Electorally, West European social democrats are at their lowest point for forty years
I spent the tail end of last week at the Pontignano conference, which brings together Britons and Italians of different stripes (politicians, journalists, business-people, even some academics) to discuss matters of common interest.
The theme of the conference was “the shock of the new”, and one of the more recent shocks discussed was Jeremy Corbyn. The Italians were, as a rule, fascinated.
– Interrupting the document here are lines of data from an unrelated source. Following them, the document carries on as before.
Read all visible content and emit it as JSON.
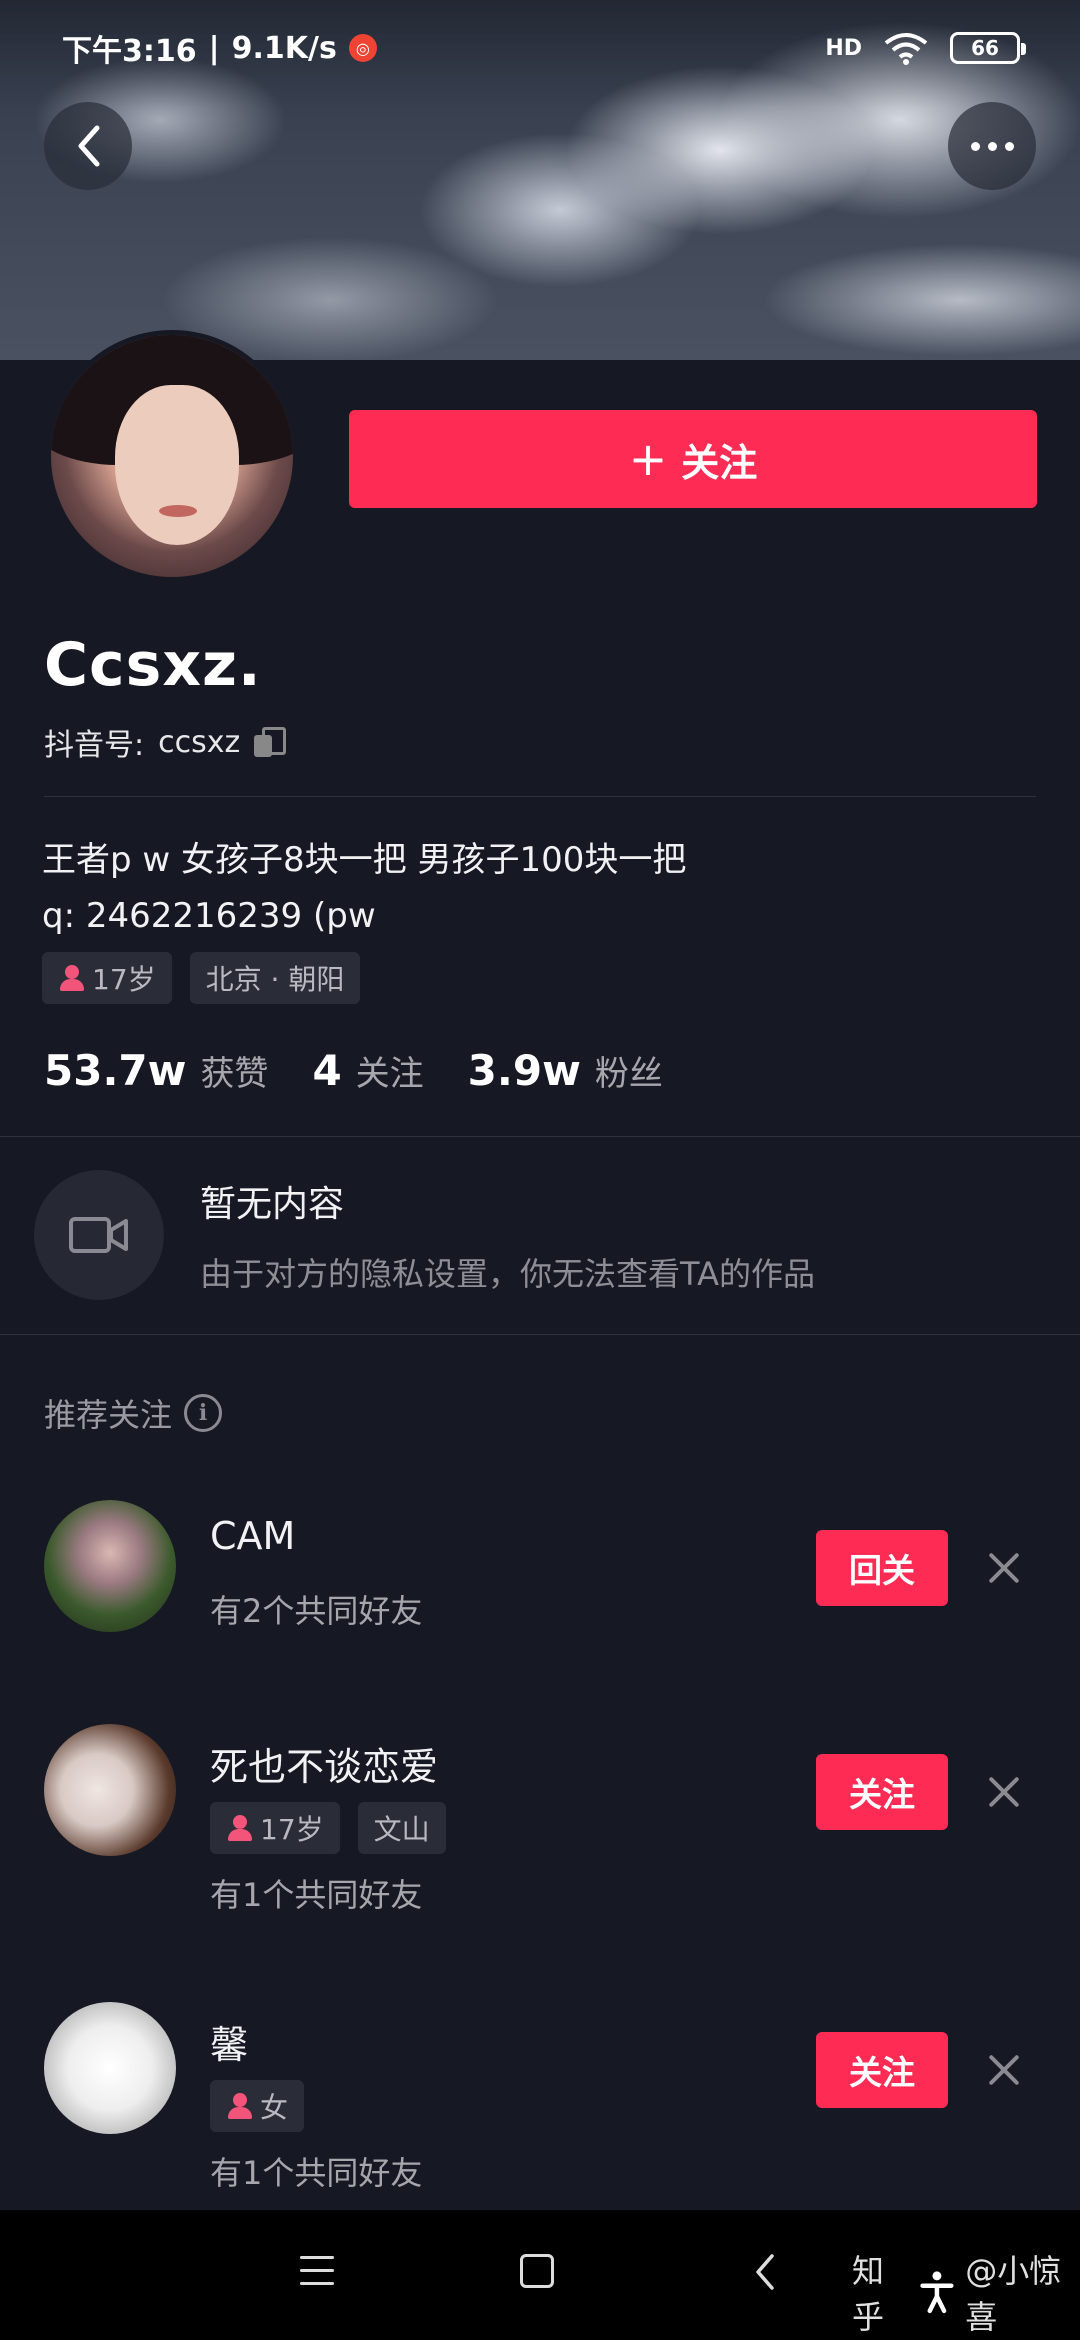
{
  "status_bar": {
    "time": "下午3:16",
    "separator": "|",
    "speed": "9.1K/s",
    "signal": "HD",
    "battery": "66"
  },
  "profile": {
    "follow_label": "关注",
    "follow_plus": "+",
    "name": "Ccsxz.",
    "uid_label": "抖音号:",
    "uid_value": "ccsxz",
    "bio_line1": "王者p w 女孩子8块一把 男孩子100块一把",
    "bio_line2": "q: 2462216239 (pw",
    "tags": {
      "age": "17岁",
      "location": "北京 · 朝阳"
    },
    "stats": {
      "likes_num": "53.7w",
      "likes_label": "获赞",
      "following_num": "4",
      "following_label": "关注",
      "fans_num": "3.9w",
      "fans_label": "粉丝"
    }
  },
  "empty_state": {
    "title": "暂无内容",
    "subtitle": "由于对方的隐私设置，你无法查看TA的作品"
  },
  "recommend": {
    "header": "推荐关注",
    "info_glyph": "i",
    "items": [
      {
        "name": "CAM",
        "button": "回关",
        "friends": "有2个共同好友"
      },
      {
        "name": "死也不谈恋爱",
        "tag_age": "17岁",
        "tag_loc": "文山",
        "button": "关注",
        "friends": "有1个共同好友"
      },
      {
        "name": "馨",
        "tag_gender": "女",
        "button": "关注",
        "friends": "有1个共同好友"
      }
    ]
  },
  "watermark": {
    "site": "知乎",
    "author": "@小惊喜"
  },
  "colors": {
    "accent": "#fe2c55",
    "background": "#161823"
  }
}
The Britons (again as a rule) had difficulty concealing their schadenfreude (if they were on the right) or their sense of resignation (if they were on the left).
One interpretation of Corbyn's success (put forward by one of the British participants) was that social democracy in Europe more generally was failing to renew itself, and that Corbyn therefore represented an attempt to reach back into the past.
I'm skeptical of continent-sized generalizations. In this case, however, it does seem as though social democratic parties in Europe are struggling, and have been struggling over the past ten years.
The graph below shows an index based on the simple and population-weighed average vote share for social democratic parties in the old EU15 from 1946 until the end of 2014. The base year for the index is 1970.
Where the two series diverge, it’s because social democracy was under-performing in larger countries (the case for the early post-war period), or under-performing in smaller countries, relative to the situation in those countries in 1970.
The lines along the bottom show whether the social democratic share of the vote increased or decreased in each election.
The graph isn't pretty reading for social democrats. Social democratic performance at the polls has fallen consistently from 2005 onwards.
That’s not just a result of new parties which are harder to classify. If you repeat this exercise for conservative parties, you would see that they are on average above their 1970 baseline.
I'm not sure what the answer is for social democrats. But it seems clear that the renewal which occurred at the end of the nineties has exhausted itself.